L'histoire commence en 1058, et raconte les exploits de 108 brigands à l'époque de la dynastie des Song, qui se rebellèrent contre le pouvoir impérial qu'ils jugaient arbitraire. Ainsi faisaient-ils régner leur propre justice et on comptait parmi eux toutes les catégories de la société. On raconte qu'ils étaient chacuns associés à une étoile (tiens tiens ! comme nos spectres dans saint seiya qui sont associés à une "étoile maléfique"). Le roman "au bord de l'eau" semble s'inspirer de faits réels et se termine mal pour les 108 héros qui périssent sous les coups du bourreau. Je dis héros car ces brigands n'ont pas une connotation négative et en deviennent chacun attachants au fil des descriptions et de leurs actions dans le bouquin. Vous remarquerez qu'on retrouve un peu par là l'esprit de Saint Seiya très loin du manichéisme primaire d'autres oeuvres que ce soit en manga cinéma littérature etc.. Il s'agit en fait surtout d'une sorte de critique de la hiérarchie impériale de ce temps en Chine. Je le lis en ce moment et je le conseille vraiment à tout le monde, son style est très agréable et on y trouve pratiquement autant d'"histoires dans l'histoire" pour chacun des personnages dont les psychologies sont très fouillées.

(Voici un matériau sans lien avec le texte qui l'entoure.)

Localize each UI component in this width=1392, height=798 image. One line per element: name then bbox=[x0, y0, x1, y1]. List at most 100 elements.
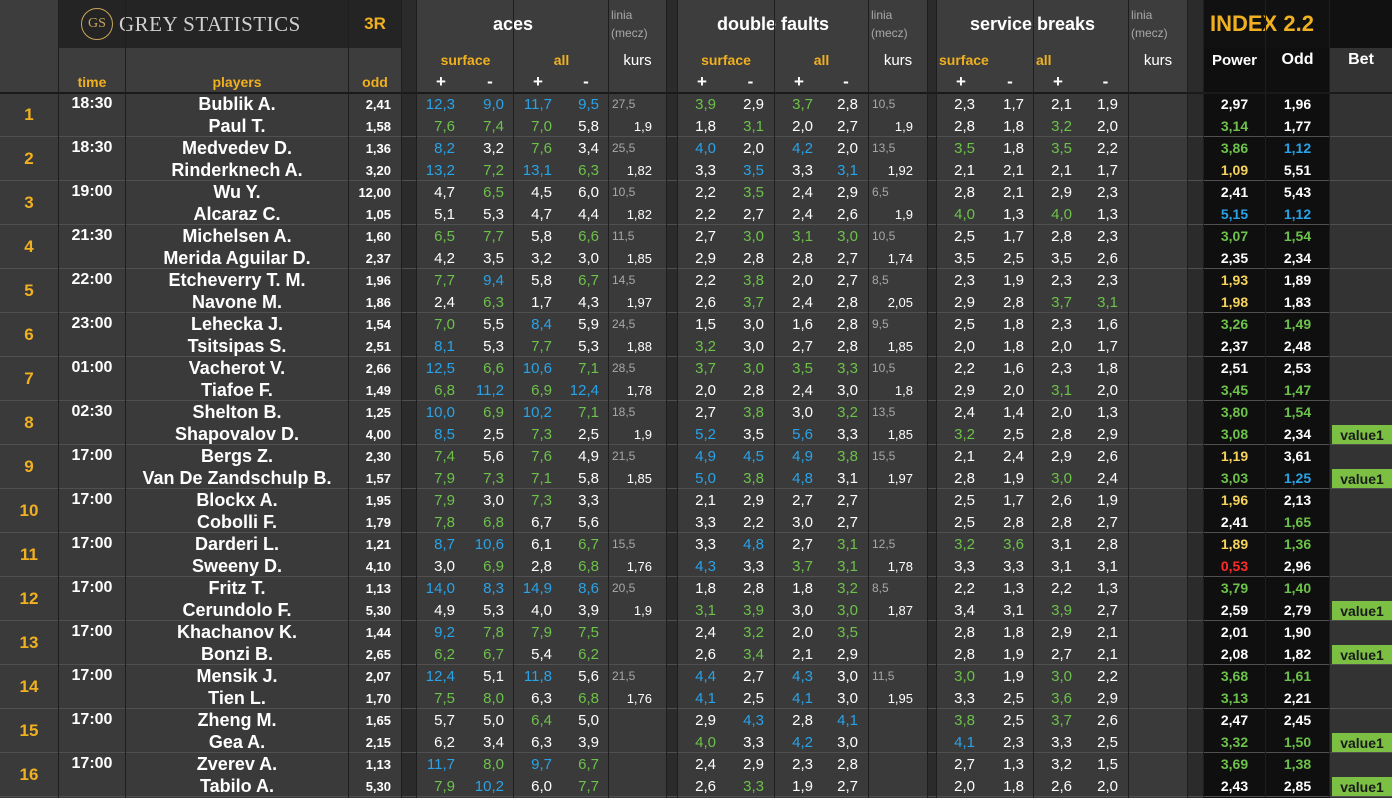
double-faults-line: 10,5 bbox=[872, 97, 896, 111]
column-divider bbox=[666, 0, 667, 798]
stat-value: 3,6 bbox=[1051, 689, 1072, 707]
player-odd: 2,07 bbox=[365, 668, 391, 684]
mecz-label: (mecz) bbox=[611, 26, 648, 40]
stat-value: 2,2 bbox=[1051, 579, 1072, 597]
player-name: Navone M. bbox=[191, 291, 283, 312]
match-time: 17:00 bbox=[71, 711, 113, 728]
stat-value: 6,0 bbox=[531, 777, 552, 795]
stat-value: 3,3 bbox=[837, 359, 858, 377]
stat-value: 3,2 bbox=[743, 623, 764, 641]
stat-value: 3,0 bbox=[578, 249, 599, 267]
player-name: Michelsen A. bbox=[182, 225, 292, 246]
aces-kurs: 1,9 bbox=[633, 118, 652, 134]
stat-value: 7,1 bbox=[578, 403, 599, 421]
power-value: 2,01 bbox=[1220, 624, 1249, 640]
aces-line: 15,5 bbox=[612, 537, 636, 551]
stat-value: 5,1 bbox=[434, 205, 455, 223]
value-bet-badge: value1 bbox=[1332, 469, 1392, 488]
stat-value: 2,8 bbox=[954, 623, 975, 641]
stat-value: 2,7 bbox=[743, 205, 764, 223]
stat-value: 2,9 bbox=[743, 755, 764, 773]
stat-value: 3,0 bbox=[743, 315, 764, 333]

Il semble évident que Kurumada se soit inspiré des "chevaliers aux 108 étoiles" du livre pour ses 108 spectres ou "108 étoiles maléfiques". Mais pas seulement : Dans le livre, il est question d'uns stèle miraculeuse, jaillie du ciel, qui fixe les noms, les qualités et les destins des 108 héros des Marais des Monts Liang. Cette stèle nous rappelle énormément la fameuse "tour de Rozan" dans Saint Seiya Hadès, ou les esprits des spectres étaient enfermés par Athéna puis surveillés par Dokko. En outre, dans le livre on a une hiérarchie parmi les héros subdivisés en "72 astres terrestres et 36 astres célestes", ces derniers constituant une sorte d'élite. Telle est dans doute l'origine de la subdivision que Kurumada a fait entre les spectres divisés en "spectres aux étoiles célestes" et "spectres aux étoiles terrestres".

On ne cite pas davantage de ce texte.